Especial segunda-feira, 02-11-2009 às 10:50

A comoção gerada em torno de Edward Cullen, Stephanie Mayer e seus Crepúsculos é grande, de fato. Coisa parecida aconteceu há pouco tempo atrás com as varinhas e óculos de Harry Potter e J.K. Rowling. Eu lembro, estive em meio aos “potters”. E é com essa assim chamada, autoridade, que falo sobre o que vem acontecendo com os vampiros adocicados de Mayer. Histórias de bravura, romance e um grande inimigo poderoso sempre irão comover os leitores jovens. É quase um retorno aos épicos em que o mocinho salva a sua amada, derrota o vilão e retorna para a sua cidade carregando todos os trunfos da batalha.

Crepúsculo - Crédito: DivulgaçãoHarry Potter foi um deles. Agora é a vez de Edward Cullen. Toda a trama gira em torno de um vampiro adolescente capaz de andar sob a luz do sol e ter sentimentos por uma “mortal” chamada Bella. Contra Cullen estão os vampiros “maus” que não respeitam a vida e o sangue humano. Entretanto, pode-se dizer que a saga de “Crepúsculo” seria melhor vista se não tratasse de vampiros de uma maneira tão romantizada e, de acordo com o mito cainita, errada.

Para isso, precisaremos voltar alguns livros no tempo. Talvez os fãs de “Crépusculo” não conheçam os livros “Vampiro: A Máscara”, “Vampiro: A Idade das Trevas” e “Vampiro: O Requiem”. O fato é que os três livros trazem elementos da real lenda em torno dos cainitas. A série publicada pela editora Devir consiste em um jogo de RPG em que o sistema de regras e pontuação é considerado como um dos mais rigorosos e completos já vistos.  Logo nos prefácios dos livros, uma história é contada. A edição “A Idade das Trevas” mostra o dilema moral de um padre apresentado às artes das trevas praticadas pelos vampiros e seus rituais de sangue.

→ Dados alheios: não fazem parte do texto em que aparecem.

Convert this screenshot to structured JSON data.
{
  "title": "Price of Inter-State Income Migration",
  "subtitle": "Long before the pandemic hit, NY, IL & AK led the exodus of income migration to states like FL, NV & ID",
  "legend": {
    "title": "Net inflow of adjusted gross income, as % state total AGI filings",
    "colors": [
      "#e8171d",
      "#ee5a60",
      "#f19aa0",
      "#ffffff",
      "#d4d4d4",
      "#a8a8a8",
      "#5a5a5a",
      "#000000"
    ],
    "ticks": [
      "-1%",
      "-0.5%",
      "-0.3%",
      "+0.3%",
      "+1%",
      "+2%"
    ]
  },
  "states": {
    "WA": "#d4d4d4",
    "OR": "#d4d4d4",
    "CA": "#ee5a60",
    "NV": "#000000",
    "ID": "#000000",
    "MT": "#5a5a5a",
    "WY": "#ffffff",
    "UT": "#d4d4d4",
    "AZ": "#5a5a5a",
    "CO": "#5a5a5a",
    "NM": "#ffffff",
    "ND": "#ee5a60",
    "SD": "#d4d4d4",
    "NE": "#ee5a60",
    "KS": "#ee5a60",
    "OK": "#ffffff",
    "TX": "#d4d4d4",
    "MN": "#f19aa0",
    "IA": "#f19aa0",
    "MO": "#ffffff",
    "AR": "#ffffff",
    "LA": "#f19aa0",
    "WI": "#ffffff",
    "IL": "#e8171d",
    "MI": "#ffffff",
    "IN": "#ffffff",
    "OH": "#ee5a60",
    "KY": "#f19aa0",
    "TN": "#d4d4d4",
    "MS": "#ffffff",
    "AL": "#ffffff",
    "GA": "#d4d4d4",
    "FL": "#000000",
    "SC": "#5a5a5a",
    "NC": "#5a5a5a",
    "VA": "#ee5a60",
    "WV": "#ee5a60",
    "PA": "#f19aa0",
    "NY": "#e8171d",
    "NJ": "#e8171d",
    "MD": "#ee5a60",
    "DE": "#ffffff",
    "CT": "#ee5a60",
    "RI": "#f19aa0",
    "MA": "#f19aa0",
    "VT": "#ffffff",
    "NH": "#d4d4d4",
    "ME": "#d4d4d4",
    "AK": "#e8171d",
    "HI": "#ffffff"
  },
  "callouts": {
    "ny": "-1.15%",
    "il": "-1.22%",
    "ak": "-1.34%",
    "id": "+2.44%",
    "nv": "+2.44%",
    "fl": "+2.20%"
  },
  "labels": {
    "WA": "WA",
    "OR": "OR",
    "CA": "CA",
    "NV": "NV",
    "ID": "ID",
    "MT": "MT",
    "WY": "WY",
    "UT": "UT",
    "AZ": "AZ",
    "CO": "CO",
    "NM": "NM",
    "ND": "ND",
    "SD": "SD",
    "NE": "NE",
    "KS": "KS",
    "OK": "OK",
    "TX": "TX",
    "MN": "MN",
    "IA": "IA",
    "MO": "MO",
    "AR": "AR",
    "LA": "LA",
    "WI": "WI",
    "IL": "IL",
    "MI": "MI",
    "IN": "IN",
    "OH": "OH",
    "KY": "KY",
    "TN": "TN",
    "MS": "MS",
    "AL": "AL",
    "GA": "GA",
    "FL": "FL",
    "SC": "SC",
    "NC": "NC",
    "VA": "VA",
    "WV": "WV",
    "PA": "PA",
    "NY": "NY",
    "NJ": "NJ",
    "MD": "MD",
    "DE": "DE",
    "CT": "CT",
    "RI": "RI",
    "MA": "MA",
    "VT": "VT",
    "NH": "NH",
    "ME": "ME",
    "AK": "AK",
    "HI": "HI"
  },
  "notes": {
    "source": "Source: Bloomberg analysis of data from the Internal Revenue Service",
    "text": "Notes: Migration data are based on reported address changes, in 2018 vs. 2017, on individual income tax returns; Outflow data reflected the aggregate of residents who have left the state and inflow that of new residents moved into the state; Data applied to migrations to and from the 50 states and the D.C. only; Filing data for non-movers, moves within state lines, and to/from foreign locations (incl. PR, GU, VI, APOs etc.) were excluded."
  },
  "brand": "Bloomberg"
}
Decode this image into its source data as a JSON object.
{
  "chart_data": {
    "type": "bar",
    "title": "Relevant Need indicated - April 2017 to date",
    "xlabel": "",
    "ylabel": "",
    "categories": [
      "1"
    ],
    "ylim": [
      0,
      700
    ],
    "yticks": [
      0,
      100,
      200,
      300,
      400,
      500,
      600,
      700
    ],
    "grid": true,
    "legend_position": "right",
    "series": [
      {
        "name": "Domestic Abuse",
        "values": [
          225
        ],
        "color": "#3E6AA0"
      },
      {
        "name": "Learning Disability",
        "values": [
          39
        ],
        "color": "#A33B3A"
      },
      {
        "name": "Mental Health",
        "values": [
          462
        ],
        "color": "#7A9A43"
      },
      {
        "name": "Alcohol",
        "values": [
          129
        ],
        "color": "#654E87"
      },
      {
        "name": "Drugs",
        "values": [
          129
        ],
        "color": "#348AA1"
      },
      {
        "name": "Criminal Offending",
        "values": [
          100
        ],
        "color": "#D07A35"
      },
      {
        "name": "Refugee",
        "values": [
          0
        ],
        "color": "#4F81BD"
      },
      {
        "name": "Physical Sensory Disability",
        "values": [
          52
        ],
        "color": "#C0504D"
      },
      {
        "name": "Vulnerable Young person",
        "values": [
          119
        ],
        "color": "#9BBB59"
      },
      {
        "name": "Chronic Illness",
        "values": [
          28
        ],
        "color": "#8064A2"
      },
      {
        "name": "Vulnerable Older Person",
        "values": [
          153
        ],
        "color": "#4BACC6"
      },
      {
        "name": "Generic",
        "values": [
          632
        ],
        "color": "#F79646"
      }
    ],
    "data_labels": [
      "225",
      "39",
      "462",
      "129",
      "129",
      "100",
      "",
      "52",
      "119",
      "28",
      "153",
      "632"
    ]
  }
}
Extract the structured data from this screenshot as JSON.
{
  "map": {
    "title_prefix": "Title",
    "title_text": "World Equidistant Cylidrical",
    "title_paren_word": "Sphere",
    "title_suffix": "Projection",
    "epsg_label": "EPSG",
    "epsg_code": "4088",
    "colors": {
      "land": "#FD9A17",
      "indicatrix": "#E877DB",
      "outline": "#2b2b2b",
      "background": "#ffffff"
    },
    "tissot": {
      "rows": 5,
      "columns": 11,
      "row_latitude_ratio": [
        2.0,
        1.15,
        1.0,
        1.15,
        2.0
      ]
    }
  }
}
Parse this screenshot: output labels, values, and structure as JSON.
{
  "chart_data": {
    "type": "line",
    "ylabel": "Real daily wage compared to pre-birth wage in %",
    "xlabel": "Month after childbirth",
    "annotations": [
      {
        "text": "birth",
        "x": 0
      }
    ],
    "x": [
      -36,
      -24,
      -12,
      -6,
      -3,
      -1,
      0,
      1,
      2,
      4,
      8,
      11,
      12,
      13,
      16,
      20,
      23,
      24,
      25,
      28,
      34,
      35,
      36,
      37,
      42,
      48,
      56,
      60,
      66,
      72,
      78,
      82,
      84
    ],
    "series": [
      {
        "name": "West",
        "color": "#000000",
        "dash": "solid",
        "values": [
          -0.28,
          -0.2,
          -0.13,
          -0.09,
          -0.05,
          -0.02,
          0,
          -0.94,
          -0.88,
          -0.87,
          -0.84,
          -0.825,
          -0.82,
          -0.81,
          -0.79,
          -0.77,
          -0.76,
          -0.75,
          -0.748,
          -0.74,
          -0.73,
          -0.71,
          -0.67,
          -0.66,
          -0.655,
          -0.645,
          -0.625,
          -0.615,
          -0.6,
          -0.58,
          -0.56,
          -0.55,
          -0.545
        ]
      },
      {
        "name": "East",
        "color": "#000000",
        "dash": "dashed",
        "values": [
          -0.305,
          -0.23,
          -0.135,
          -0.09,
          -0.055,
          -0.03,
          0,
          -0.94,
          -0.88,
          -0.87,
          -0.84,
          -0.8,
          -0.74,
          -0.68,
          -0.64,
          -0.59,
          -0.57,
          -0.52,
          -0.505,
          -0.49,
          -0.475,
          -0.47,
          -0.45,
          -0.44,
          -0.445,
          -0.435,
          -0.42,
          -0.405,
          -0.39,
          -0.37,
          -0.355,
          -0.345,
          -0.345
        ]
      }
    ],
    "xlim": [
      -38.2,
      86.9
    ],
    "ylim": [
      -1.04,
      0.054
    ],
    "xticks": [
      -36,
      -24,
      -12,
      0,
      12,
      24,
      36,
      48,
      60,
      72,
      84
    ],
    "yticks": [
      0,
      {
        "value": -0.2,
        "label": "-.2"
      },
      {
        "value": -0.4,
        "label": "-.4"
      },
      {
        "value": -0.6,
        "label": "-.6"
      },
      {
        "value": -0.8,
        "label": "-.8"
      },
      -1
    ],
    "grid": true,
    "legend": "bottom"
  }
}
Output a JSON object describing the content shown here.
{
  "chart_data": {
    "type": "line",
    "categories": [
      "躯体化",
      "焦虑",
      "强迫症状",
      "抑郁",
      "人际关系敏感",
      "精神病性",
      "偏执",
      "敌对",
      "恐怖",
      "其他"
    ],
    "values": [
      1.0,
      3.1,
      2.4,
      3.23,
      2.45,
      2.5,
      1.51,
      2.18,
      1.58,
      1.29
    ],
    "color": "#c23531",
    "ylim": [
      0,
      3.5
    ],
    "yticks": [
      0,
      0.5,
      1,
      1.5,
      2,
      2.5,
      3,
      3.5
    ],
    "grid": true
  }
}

Livro de Nod - Crédito: DivulgaçãoO problema em comparar a grande explosão da “vampiro-mania” que veio logo depois do sucesso de “Crepúsculo” e as antigas lendas vampíricas é o público apaixonado. Ambos os lados possuem seus fãs e cada qual defende sua versão. Ainda assim, deve-se manter a história como ela foi escrita. Para aqueles que ainda não ouviram o mito original, as linhas do prefácio de “Vampiro: A Idade das Trevas” traz a carta do Frade Offa ao seu Monsenhor Bernardini relatando o que aconteceu nas floretas da Bretanha durante o século XII. Um pouco mais a diante, a história se explica da seguinte maneira:

“(…) A heresia [cainita] se funda na noção de que Caim era, de fato, o preferido de Deus entre os dois filhos de Adão, e que a marca que foi colocada sobre ele era na verdade um sinal dos favores de Deus.” Da mesma maneira que Saramago trata o seu Caim, no seu livro mais recente. A carta do Frade Offa diz: “Esses vampiros descendem de Caim, a quem Deus conenou a vagar a terra eternamente com a marca de Sua ira sobre ele. De acordo com Aelfred, essa terrível sede de sangue era a marca de Deus sobre Caim, e o filho de Adão passou sua maldição adiante quando, numa zombaria com o ato da Divina Criação, criou sua própria progênie. Todos esses vampiros são portanto descendentes de Caim, vagando pela terra, carregando sua maldição e passando-a para outros.”

Vampiro: Idade das Trevas - Crédito: DivulgaçãoSabendo disso, é romântica a ideia de que vampiros sejam as criaturas que caminham em plena luz do dia e em vez de queimaduras horríveis por toda a pele, passem a brilhar como se houvessem tomado um banho de purpurina. Talvez o romance do mito tenha iniciado anos antes em “Entrevista com o vampiro” da década de 1990, que tem como estrelas o trio Brad Pitt, Tom Cruise e Antonio Banderas em um visual “vampiro-grunge” misturando roupas de época com cabelos no estilo “Kurt Cobain” e olhares de “The Cure” do personagem de Pitt. As explicações completas sobre a origem dos vampiros (do RPG) está no Livro de Nod, complemento da ficção “Vampiro: A máscara”.

Mais tarde, é a vez da Rede Globo atacar o mito cainita com a novela “O Beijo do Vampiro” em que Kayky Brito interpreta um jovem vampiro que se encontra dividido entre o mundo dos vivos e dos vampiros. Algo que as produções jovens procuram amenizar é o fato de que os vampiros são, de acordo com a lenda, criaturas mortas que trocam o seu sangue pelo das suas vítimas.  Então fazer de Cullen um bom moço, assim como o Louis de Brad Pitt, é “enterrar” uma lenda que anda pela terra há séculos.